PEN Nacional

Thiago Castro (PEN), vice-prefeito de Pradópolis/SP, retornará ao cargo após decisão judicial

Segunda-feira passada, a Juíza da 2ª Vara Judicial de Guariba, nos autos do mandado de segurança impetrado pelo vice-prefeito, anulou por completo o processo de cassação

Em sessão que começou dia 29 de junho passado e se estendeu pela madrugada do dia seguinte, a Câmara Municipal de Pradópolis, por maioria de votos “cassou”, o mandato eletivo do vice-prefeito THIAGO DE CASTRO. O vice-prefeito foi denunciado por um cidadão que alegou “OUVIR PELAS RUAS DA CIDADE QUE ELE TERIA DOADO A UM EMPRESÁRIO LOCAL UM LOTE DO DISTRITO INDUSTRIAL”.

Votaram pela cassação os Vereadores DANIEL DE SOUZA SILVA; THIAGO AQUINO (presidente); EDSON (professor); FABÃO; MATHEUS; NÉLSON e RICARDO. O Vereador Daniel de Souza, presidente da Comissão Processante, disse à época que o vice-prefeito teria “PROCEDIDO DE MODO INCOMPATÍVEL COM A DIGNIDADE E O DECORO DO CARGO E MERECIA SER CASSADO”, o que de certo modo ajudou a influenciar o voto dos demais membros do Legislativo que também votaram pela cassação, exceto os vereadores JOÃO DA PAPELARIA (João da Costa Oliveira) e a Professora CLAIR BRONZATI, que, uma vez apurados os fatos, não viram nenhum motivo legal ou factual para afastar o mandato do vice-prefeito do cargo e votaram contra a cassação. Os que votaram pela cassação violaram a ordem constitucional, as leis, o devido processo legal, o Estado Democrático de Direito.

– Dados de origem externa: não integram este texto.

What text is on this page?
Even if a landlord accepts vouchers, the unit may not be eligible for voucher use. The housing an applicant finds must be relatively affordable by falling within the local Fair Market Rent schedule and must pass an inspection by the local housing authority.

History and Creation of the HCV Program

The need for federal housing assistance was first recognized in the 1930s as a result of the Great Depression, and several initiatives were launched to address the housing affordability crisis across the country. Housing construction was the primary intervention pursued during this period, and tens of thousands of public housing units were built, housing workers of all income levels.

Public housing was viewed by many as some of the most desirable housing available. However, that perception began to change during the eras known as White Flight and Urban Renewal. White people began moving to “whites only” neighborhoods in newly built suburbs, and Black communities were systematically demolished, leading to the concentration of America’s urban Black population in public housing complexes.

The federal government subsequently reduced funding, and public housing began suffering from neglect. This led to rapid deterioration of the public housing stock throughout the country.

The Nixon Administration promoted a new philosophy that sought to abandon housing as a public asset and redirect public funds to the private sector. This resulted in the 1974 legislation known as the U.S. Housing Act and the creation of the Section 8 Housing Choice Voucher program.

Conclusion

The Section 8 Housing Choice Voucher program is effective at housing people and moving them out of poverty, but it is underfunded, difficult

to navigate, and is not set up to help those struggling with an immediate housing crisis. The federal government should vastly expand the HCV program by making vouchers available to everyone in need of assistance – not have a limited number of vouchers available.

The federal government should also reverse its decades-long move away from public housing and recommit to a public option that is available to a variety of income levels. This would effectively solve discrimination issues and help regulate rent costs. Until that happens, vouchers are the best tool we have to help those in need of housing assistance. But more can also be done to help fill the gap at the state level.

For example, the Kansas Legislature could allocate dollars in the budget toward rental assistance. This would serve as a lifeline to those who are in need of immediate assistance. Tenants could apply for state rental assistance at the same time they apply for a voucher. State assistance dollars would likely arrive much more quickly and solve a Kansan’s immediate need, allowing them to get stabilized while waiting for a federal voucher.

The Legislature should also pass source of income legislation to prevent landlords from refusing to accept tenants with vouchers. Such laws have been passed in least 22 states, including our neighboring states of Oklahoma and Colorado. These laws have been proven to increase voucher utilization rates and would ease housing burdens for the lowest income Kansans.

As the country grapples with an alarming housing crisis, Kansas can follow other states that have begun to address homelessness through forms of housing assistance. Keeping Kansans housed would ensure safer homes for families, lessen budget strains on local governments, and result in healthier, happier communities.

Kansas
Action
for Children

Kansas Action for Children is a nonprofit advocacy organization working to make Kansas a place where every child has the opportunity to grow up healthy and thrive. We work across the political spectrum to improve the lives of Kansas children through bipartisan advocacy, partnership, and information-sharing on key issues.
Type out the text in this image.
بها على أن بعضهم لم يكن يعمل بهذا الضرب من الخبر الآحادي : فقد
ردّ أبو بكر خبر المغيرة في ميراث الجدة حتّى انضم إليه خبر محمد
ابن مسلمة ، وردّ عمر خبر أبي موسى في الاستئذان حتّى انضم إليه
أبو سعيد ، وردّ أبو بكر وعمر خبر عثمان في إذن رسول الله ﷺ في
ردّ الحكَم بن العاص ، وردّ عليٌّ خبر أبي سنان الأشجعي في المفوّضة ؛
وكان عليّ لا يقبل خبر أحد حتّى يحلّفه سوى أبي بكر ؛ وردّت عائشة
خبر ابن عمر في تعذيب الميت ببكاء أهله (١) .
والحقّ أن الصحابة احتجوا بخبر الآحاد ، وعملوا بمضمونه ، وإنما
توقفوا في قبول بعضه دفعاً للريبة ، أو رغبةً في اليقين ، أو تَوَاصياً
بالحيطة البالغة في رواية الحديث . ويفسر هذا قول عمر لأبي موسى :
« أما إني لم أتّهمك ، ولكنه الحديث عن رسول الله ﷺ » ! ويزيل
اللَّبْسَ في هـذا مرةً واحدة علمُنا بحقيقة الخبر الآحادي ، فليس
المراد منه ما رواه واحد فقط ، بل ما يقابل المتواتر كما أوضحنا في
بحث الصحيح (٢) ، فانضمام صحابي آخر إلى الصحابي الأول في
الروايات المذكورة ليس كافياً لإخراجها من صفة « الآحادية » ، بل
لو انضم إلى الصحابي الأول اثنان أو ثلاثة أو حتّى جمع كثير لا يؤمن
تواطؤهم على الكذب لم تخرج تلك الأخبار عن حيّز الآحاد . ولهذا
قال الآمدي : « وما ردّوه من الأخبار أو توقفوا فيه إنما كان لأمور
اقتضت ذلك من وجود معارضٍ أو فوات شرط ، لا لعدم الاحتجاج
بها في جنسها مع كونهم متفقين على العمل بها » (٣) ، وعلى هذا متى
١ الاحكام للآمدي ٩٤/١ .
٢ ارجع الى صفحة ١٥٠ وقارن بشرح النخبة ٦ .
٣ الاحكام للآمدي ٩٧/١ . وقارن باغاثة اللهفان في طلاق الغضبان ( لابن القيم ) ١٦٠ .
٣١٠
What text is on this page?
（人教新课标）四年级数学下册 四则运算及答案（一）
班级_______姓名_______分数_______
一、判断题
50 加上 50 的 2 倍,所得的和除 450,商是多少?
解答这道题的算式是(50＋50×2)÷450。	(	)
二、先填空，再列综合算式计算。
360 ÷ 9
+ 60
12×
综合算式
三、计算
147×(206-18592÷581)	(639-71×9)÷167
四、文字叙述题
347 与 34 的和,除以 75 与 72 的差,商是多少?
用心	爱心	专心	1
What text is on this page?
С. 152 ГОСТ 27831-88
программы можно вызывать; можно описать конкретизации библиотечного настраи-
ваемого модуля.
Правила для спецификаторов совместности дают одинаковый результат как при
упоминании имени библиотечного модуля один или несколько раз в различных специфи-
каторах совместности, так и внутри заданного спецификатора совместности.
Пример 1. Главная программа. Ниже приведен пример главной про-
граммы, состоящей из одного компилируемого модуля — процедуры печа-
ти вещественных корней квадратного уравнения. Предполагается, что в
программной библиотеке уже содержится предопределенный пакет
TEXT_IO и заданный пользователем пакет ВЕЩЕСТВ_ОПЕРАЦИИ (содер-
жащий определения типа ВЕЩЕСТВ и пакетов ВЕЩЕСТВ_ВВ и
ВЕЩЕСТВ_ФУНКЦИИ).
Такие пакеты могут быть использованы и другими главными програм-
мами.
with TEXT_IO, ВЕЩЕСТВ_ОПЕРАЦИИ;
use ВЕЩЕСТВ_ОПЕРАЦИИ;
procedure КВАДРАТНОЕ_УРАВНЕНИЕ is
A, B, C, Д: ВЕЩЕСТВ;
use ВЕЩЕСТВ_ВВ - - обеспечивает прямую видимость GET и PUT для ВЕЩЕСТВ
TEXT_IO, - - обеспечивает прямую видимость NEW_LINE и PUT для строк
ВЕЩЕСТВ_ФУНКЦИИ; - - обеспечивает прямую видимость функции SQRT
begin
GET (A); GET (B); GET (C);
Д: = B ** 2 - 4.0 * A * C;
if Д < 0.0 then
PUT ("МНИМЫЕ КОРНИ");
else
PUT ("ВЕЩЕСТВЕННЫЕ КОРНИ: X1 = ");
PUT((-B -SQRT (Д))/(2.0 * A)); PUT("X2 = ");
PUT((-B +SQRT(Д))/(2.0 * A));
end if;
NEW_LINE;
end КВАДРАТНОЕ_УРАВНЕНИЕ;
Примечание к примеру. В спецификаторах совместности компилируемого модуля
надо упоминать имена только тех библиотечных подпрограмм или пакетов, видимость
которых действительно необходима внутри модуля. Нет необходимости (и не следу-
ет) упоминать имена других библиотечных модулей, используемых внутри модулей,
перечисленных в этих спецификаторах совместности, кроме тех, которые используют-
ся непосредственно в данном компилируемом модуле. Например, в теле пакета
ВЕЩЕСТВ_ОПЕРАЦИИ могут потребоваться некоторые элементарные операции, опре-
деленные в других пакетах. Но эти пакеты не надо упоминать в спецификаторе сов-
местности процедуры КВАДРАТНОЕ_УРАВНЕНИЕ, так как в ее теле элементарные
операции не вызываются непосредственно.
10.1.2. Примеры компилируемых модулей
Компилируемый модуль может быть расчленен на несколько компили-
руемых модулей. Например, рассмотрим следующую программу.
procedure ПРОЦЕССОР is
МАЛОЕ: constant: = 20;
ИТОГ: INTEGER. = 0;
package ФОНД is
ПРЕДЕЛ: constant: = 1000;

Segunda-feira passada, a Juíza da 2ª Vara Judicial de Guariba, nos autos do mandado de segurança impetrado pelo vice-prefeito, anulou por completo o processo de cassação. O vice-prefeito retornará ao cargo assim que a sentença for publicada no Diário Oficial da Justiça do Estado de São Paulo, o que ocorrerá nos próximos dias. Cabe recurso por parte da Câmara ao Tribunal de Justiça de São Paulo, que poderá confirmar ou reformar a sentença.

O fato é que a jurisprudência dos Tribunais do Brasil já se encontra pacificada, sedimentada: AS CÂMARAS MUNICIPAIS, DE QUAISQUER QUE SEJAM OS MUNICÍPIOS DESTE PAÍS, NÃO PODEM CASSAR OS MANDATOS DOS VICE-PREFEITOS QUE NUNCA SUBSTITUÍRAM FORMALMENTE OS RESPECTIVOS PREFEITOS, SIMPLESMENTE PORQUE O VICE-PREFEITO, ENQUANTO NA EXPECTATIVA DE ASSUMIR O CARGO DE PREFEITO, NÃO PRATICA ATOS DE GESTÃO, NÃO ASSINA CONTRATOS, NÃO NOMEIA FUNCIONÁRIOS, NÃO GERENCIA BENS NEM RECURSOS, NÃO FAZ DOAÇÕES DE BENS PÚBLICOS, LOGO, NÃO COMETE CRIME DE RESPONSABILIDADE QUE SE SUJEITA À INTERPELAÇÃO OU PROCESSAMENTO DO PODER LEGISLATIVO.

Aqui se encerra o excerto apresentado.